Dave Brockie, frontman of the theatrical joke-metal institution Gwar, has died, as Blabbermouth has confirmed. Brockie co-founded Gwar in 1984, and he was the only constant member in the band’s 30-year history. Performing as Oderus Urungus, Brockie was something of an underground icon, a proudly ridiculous and obscene figure who built a huge cult audience from the ground up. Richmond, Virginia police found him dead in his home yesterday. He was 50.
After leading the prop-heavy punk band Death Piggy, Brockie joined up with a couple of local art students to start a heavily-costumed joke-metal band, which became Gwar. Over its 30 years, the band built an entire mythos around that goofy-ass idea, an elaborate backstory about invading aliens and nefarious political forces. (Oderus, in storyline, was a 43 billion year-old alien from the planet Scumdogia.) In live shows, they executed a dizzying array of celebrities, spraying the audience with gallons of fake blood from pneumatic cannons and creating a spectacle that, if you’ve ever seen it, you will never forget.

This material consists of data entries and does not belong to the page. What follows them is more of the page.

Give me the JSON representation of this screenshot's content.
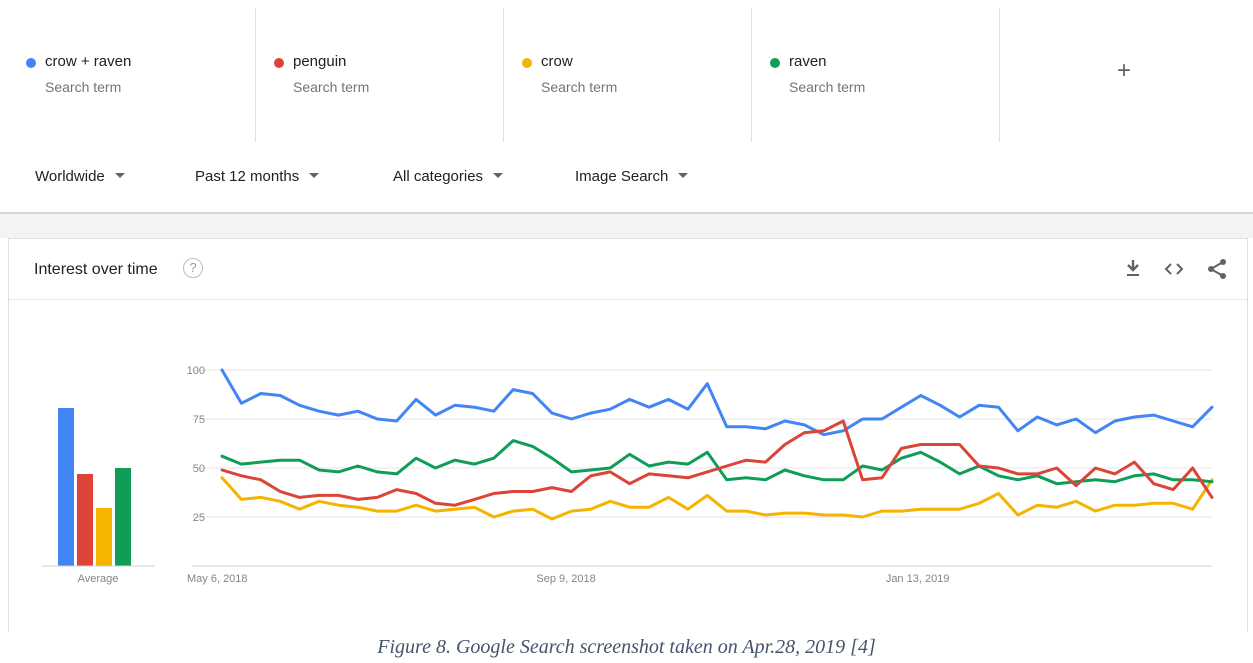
{
  "terms": [
    {
      "name": "crow + raven",
      "sub": "Search term",
      "color": "#4285f4"
    },
    {
      "name": "penguin",
      "sub": "Search term",
      "color": "#db4437"
    },
    {
      "name": "crow",
      "sub": "Search term",
      "color": "#f4b400"
    },
    {
      "name": "raven",
      "sub": "Search term",
      "color": "#0f9d58"
    }
  ],
  "add_term_label": "+",
  "filters": {
    "region": "Worldwide",
    "period": "Past 12 months",
    "category": "All categories",
    "search_type": "Image Search"
  },
  "card": {
    "title": "Interest over time",
    "help_glyph": "?",
    "tools": [
      "download-icon",
      "embed-icon",
      "share-icon"
    ]
  },
  "chart_data": {
    "type": "line",
    "y_ticks": [
      100,
      75,
      50,
      25
    ],
    "ylim": [
      0,
      100
    ],
    "x_tick_labels": [
      "May 6, 2018",
      "Sep 9, 2018",
      "Jan 13, 2019"
    ],
    "average_label": "Average",
    "series": [
      {
        "color": "#4285f4",
        "average": 79,
        "values": [
          100,
          83,
          88,
          87,
          82,
          79,
          77,
          79,
          75,
          74,
          85,
          77,
          82,
          81,
          79,
          90,
          88,
          78,
          75,
          78,
          80,
          85,
          81,
          85,
          80,
          93,
          71,
          71,
          70,
          74,
          72,
          67,
          69,
          75,
          75,
          81,
          87,
          82,
          76,
          82,
          81,
          69,
          76,
          72,
          75,
          68,
          74,
          76,
          77,
          74,
          71,
          81
        ]
      },
      {
        "color": "#db4437",
        "average": 46,
        "values": [
          49,
          46,
          44,
          38,
          35,
          36,
          36,
          34,
          35,
          39,
          37,
          32,
          31,
          34,
          37,
          38,
          38,
          40,
          38,
          46,
          48,
          42,
          47,
          46,
          45,
          48,
          51,
          54,
          53,
          62,
          68,
          69,
          74,
          44,
          45,
          60,
          62,
          62,
          62,
          51,
          50,
          47,
          47,
          50,
          41,
          50,
          47,
          53,
          42,
          39,
          50,
          35
        ]
      },
      {
        "color": "#f4b400",
        "average": 29,
        "values": [
          45,
          34,
          35,
          33,
          29,
          33,
          31,
          30,
          28,
          28,
          31,
          28,
          29,
          30,
          25,
          28,
          29,
          24,
          28,
          29,
          33,
          30,
          30,
          35,
          29,
          36,
          28,
          28,
          26,
          27,
          27,
          26,
          26,
          25,
          28,
          28,
          29,
          29,
          29,
          32,
          37,
          26,
          31,
          30,
          33,
          28,
          31,
          31,
          32,
          32,
          29,
          44
        ]
      },
      {
        "color": "#0f9d58",
        "average": 49,
        "values": [
          56,
          52,
          53,
          54,
          54,
          49,
          48,
          51,
          48,
          47,
          55,
          50,
          54,
          52,
          55,
          64,
          61,
          55,
          48,
          49,
          50,
          57,
          51,
          53,
          52,
          58,
          44,
          45,
          44,
          49,
          46,
          44,
          44,
          51,
          49,
          55,
          58,
          53,
          47,
          51,
          46,
          44,
          46,
          42,
          43,
          44,
          43,
          46,
          47,
          44,
          44,
          43
        ]
      }
    ]
  },
  "caption": "Figure 8. Google Search screenshot taken on Apr.28, 2019 [4]"
}
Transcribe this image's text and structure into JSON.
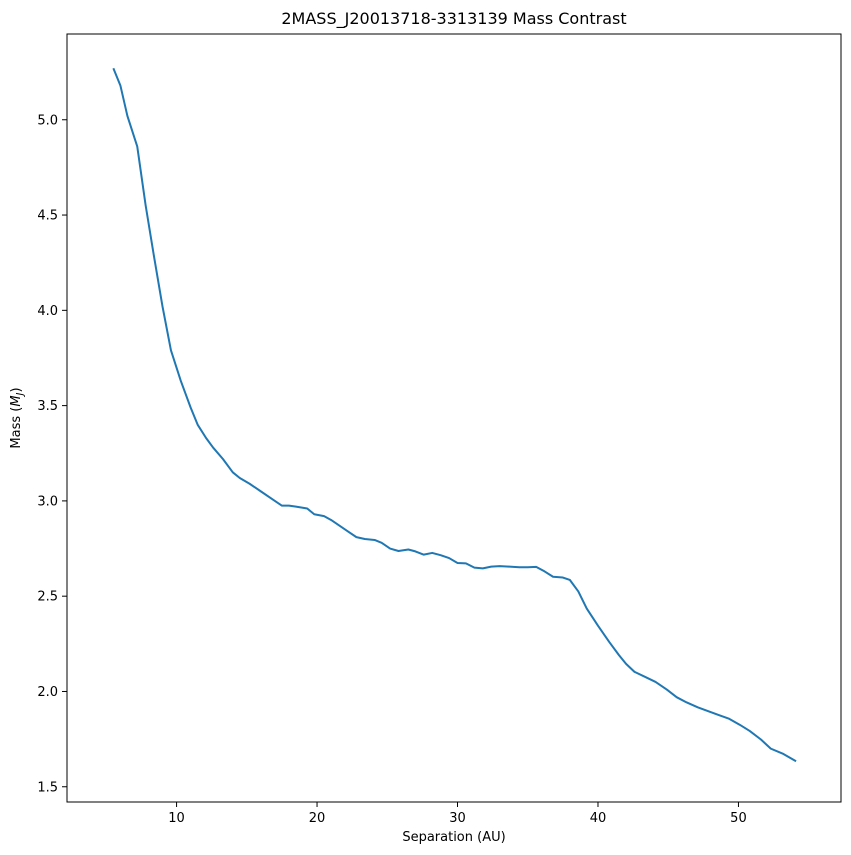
{
  "chart_data": {
    "type": "line",
    "title": "2MASS_J20013718-3313139 Mass Contrast",
    "xlabel": "Separation (AU)",
    "ylabel_prefix": "Mass (",
    "ylabel_symbol": "M",
    "ylabel_subscript": "J",
    "ylabel_suffix": ")",
    "xlim": [
      2.2,
      57.3
    ],
    "ylim": [
      1.42,
      5.45
    ],
    "xticks": [
      10,
      20,
      30,
      40,
      50
    ],
    "yticks": [
      1.5,
      2.0,
      2.5,
      3.0,
      3.5,
      4.0,
      4.5,
      5.0
    ],
    "xtick_labels": [
      "10",
      "20",
      "30",
      "40",
      "50"
    ],
    "ytick_labels": [
      "1.5",
      "2.0",
      "2.5",
      "3.0",
      "3.5",
      "4.0",
      "4.5",
      "5.0"
    ],
    "grid": false,
    "line_color": "#1f77b4",
    "series": [
      {
        "x": [
          5.5,
          6.0,
          6.5,
          7.2,
          7.8,
          8.4,
          9.0,
          9.6,
          10.3,
          11.0,
          11.5,
          12.1,
          12.6,
          13.3,
          14.0,
          14.5,
          15.2,
          16.0,
          17.0,
          17.5,
          18.0,
          18.5,
          19.3,
          19.8,
          20.5,
          21.0,
          21.6,
          22.2,
          22.8,
          23.4,
          24.1,
          24.6,
          25.2,
          25.8,
          26.5,
          27.0,
          27.6,
          28.2,
          28.8,
          29.4,
          30.0,
          30.6,
          31.2,
          31.8,
          32.4,
          33.0,
          33.7,
          34.4,
          35.0,
          35.6,
          36.2,
          36.8,
          37.5,
          38.0,
          38.6,
          39.2,
          40.0,
          40.8,
          41.5,
          42.0,
          42.6,
          43.4,
          44.1,
          44.9,
          45.6,
          46.3,
          47.1,
          47.8,
          48.6,
          49.3,
          50.1,
          50.8,
          51.6,
          52.3,
          53.2,
          54.1
        ],
        "y": [
          5.27,
          5.18,
          5.02,
          4.86,
          4.55,
          4.28,
          4.02,
          3.79,
          3.63,
          3.49,
          3.4,
          3.33,
          3.28,
          3.22,
          3.15,
          3.12,
          3.09,
          3.05,
          3.0,
          2.975,
          2.975,
          2.97,
          2.96,
          2.93,
          2.92,
          2.9,
          2.87,
          2.84,
          2.81,
          2.8,
          2.795,
          2.78,
          2.75,
          2.737,
          2.745,
          2.735,
          2.718,
          2.727,
          2.715,
          2.7,
          2.674,
          2.672,
          2.65,
          2.646,
          2.655,
          2.658,
          2.655,
          2.652,
          2.652,
          2.654,
          2.63,
          2.602,
          2.598,
          2.585,
          2.525,
          2.435,
          2.345,
          2.26,
          2.19,
          2.145,
          2.103,
          2.075,
          2.05,
          2.01,
          1.97,
          1.943,
          1.917,
          1.898,
          1.876,
          1.858,
          1.825,
          1.793,
          1.748,
          1.7,
          1.672,
          1.634
        ]
      }
    ]
  }
}
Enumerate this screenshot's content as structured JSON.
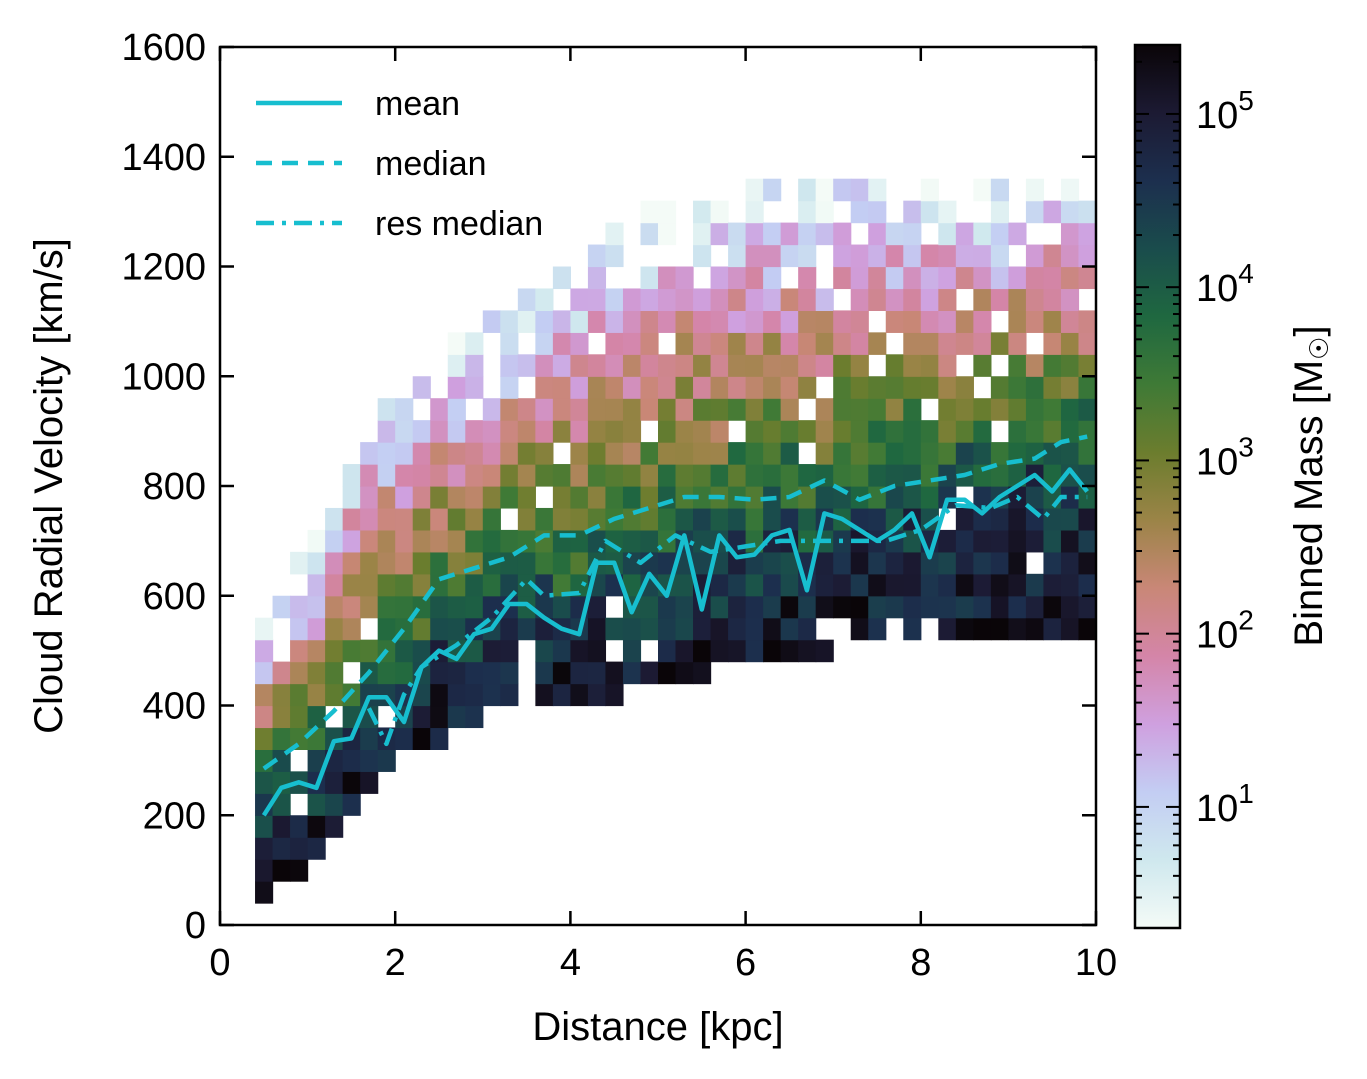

Gwar released their debut album Hell-O in 1988, and they went on to release 12 more, though their recorded music always felt like something of an afterthought. They also released the 1990 video Live From Antarctica and the 1992 movie Phallus In Wonderland, both of which were essential viewing for a particular breed of ’90s punk/metal dork. Throughout the ’90s, they had various unpredictable intersections with pop culture, appearing on The Jerry Springer Show and in the movie Empire Records. By the end of the decade, they were a touring fixture, and their live shows, in which entire venues would be turned into slooshing, gooey, violent pits, were an essential rite of passage. If you never saw one, you fucked up.
Gwar have always played themselves as something of a joke, but they’re also an American success story, a circus built on blood and irreverence. Brockie’s commitment to his character and his comic timing, as well as his incredible ability to perform while buried in ungodly-heavy prosthetic props, were staggering and inspiring. The band were also godfathers of the Richmond metal scene, which today ranks as one of the country’s best and most fertile, and its annual Gwar-B-Q festivals in Richmond were a great showcase for the band and for its enduring influence.
When guitarist Cody Smoot, who played the character Flattus Maximus, died suddenly while the band was on tour in 2011, the band didn’t break up; it didn’t even cancel the tour it was on. But Smoot was the fifth guitarist to play the Flattus character. Brockie, by contrast, is the only Oderus in Gwar’s history, and its sole remaining founding member. It’s hard to imagine Gwar soldiering on without him. So let’s celebrate Gwar’s improbably legacy by watching the videos below.
UPDATE: Gwar manager Jack Flanagan has shared a statement:
It is with a saddened heart, that I confirm my dear friend Dave Brockie, artist, musician, and lead singer of GWAR passed away at approximately 6:50 PM EST Sunday March 23,2014. His body was found Sunday by his band mate at his home in Richmond, VA. Richmond authorities have confirmed his death and next of kin has been notified. A full autopsy will be performed. He was 50 years old, born August 30, 1963.
My main focus right now is to look after my band mates and his family. More information regarding his death shall be released as the details are confirmed.